N'Gai Croal: If I were to issue a partial diagnosis, I'd call it the Mini-Game Problem: Wii Sports is packed in with the Wii, and Wii Play is packed in with the extra remote. So as soon as a consumer gets home from the store and sets up the Wii, he or she is being doubly indoctrinated into the Cult of the Mini-Game. You have to figure that depressed third party sales on Wii compared to, say, Xbox 360, stem from new Wii buyers coming home already in possession of two bundled games--make that 16 or so mini-games--so in the near-term, what's the incentive for them to buy more? Especially it's the ultra-casual gamer who only breaks out the Wii when friends come to visit. At this point, if I were a third party publisher, I'd be completely stumped as to what Wii owners want from me. Activision should do nicely with Guitar Hero III; when it comes to the rest, all bets are off.

#8. The PS3's Continuing Fall From Grace ("Dig A Hole," Jay-Z featuring Sterling Simms)

Geoff Keighley: As you mentioned, I attended Nite 2 Unite a few weeks ago and the September NPD was on everyone's mind. (The data came out the night after the annual charity dinner). Rupert Murdoch even put in a surprise appearance, moving about the room to talk to the likes of THQ's Brian Farrell and Ubisoft's Laurent Detoc. Sony's Ken Kutaragi received the honorary award this year from EA CEO Larry Probst, and the tribute video spent a lot of time talking about the success of the PlayStation and PlayStation 2 hitting 100 million units worldwide. The PS3 section of the video was short on numbers and more focused on technology like Folding@Home. No wonder why: Sony knew what the NPD was going to say the next morning.

#9. Did Nintendo Botch the PR and Marketing for Retro Studios' Metroid Prime 3? ("Apologize," Timbaland featuring One Republic)

N'Gai Croal: Given the Metacritic scores for the first Metroid Prime (97) and Metroid Prime 2: Echoes (92), maybe Retro Studios should catch the zeitgeist, pull a Bungie and free itself from Nintendo's clutches "unleash" its creativity as part of a "natural evolution" of its relationship with its Japanese owners. Can you think of another Western first-party studio putting out games as acclaimed as the Metroid Prime series with as little to show for it in sales--or in marketing, for that matter? Even though Metroid Prime 3 got stage time at Nintendo's E3 press conference, I can't help but feel as though Retro has fallen victim to either increasing indifference from Nintendo to hardcore gamers or a ruthless focus by Nintendo's marketing department on first, the platform itself, and second, the games it believes will be guaranteed hits.
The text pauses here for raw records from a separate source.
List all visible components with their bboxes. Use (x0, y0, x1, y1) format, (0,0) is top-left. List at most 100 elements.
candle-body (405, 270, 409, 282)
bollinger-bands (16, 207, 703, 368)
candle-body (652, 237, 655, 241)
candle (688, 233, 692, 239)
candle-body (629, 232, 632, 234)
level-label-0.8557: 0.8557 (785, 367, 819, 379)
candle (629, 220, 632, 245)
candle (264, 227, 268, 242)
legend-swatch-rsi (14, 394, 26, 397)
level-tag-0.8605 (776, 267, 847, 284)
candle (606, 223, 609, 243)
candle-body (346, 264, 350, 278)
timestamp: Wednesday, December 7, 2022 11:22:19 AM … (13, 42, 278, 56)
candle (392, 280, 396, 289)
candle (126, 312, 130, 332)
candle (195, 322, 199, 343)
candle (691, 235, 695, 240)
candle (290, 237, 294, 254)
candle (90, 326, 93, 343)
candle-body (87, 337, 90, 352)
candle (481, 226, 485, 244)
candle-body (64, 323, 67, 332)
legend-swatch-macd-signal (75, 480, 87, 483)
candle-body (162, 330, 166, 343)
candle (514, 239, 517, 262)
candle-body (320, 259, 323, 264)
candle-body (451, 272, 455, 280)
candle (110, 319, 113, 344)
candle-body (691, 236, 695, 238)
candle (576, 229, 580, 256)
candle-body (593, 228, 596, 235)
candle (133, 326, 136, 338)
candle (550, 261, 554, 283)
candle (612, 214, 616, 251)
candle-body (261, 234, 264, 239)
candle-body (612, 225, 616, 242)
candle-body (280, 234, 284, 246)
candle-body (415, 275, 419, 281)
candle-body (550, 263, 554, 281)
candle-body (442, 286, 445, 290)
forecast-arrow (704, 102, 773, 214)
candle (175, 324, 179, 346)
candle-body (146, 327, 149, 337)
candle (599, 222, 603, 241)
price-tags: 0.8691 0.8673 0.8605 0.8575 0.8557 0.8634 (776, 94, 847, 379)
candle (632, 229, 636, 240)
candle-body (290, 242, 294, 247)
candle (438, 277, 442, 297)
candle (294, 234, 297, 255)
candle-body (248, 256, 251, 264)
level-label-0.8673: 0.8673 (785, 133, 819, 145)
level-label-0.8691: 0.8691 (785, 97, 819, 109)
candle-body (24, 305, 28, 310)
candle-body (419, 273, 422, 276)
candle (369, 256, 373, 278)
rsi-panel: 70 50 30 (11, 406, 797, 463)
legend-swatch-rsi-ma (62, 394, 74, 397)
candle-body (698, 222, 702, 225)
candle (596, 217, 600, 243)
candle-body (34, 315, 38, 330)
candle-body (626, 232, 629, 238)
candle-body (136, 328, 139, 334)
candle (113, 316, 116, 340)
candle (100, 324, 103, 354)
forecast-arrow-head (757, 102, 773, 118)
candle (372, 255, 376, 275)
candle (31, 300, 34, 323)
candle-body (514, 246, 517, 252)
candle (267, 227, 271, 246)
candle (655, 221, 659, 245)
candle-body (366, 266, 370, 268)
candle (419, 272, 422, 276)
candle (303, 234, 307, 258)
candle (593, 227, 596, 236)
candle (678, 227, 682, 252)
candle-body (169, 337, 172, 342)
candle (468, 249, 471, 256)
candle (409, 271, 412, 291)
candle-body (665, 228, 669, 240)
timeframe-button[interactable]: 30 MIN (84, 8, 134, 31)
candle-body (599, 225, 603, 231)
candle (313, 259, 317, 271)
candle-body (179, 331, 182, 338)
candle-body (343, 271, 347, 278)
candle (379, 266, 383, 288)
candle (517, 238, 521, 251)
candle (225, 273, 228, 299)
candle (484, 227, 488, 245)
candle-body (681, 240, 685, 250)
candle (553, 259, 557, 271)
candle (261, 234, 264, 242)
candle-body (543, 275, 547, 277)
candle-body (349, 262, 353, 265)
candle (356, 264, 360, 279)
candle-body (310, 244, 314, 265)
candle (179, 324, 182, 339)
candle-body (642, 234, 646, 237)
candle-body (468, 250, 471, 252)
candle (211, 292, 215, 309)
....Nintendo is making money hand over fist, generating ridiculous profits, soaring to the number two spot by market cap in Japan--and its North American marketing team decides to pretend that it's Steve Jobs a month before Halo 3 ships? As sleek and retro-futuristic as the Wii may be, Nintendo isn't Apple, and the release of one of its most acclaimed U.S.-developed franchises shouldn't have been a "One more thing..."-style announcement. It's funny that Nintendo is deservedly winning all of these awards for its advertising and branding of the Wii platform, yet the company's game-by-game PR and marketing becomes more and more eccentric. I can only wonder how Retro feels about Nintendo's marketing experiment. And if carpet bombing-style advertising wasn't enough to keep Bungie on the reservation, imagine how "stifled" the guys at Retro must feel.

#10. So Much For the HD Revolution ("The Revolution Will Not Be Televised," Gil Scott-Heron)

Geoff Keighley: In a way Sony, is handing the keys to the kingdom to Microsoft this holiday season. But will Microsoft fully capitalize on the opportunity? I'm not so sure. Why? It might have something to do with a Nielsen study that came out which says only 14 percent of US homes have HD-capable TVs. This is less than half what was estimated by the Consumer Electronics Association in July, and may help explain why the Wii continues to dominate relative to the 360 and PS3.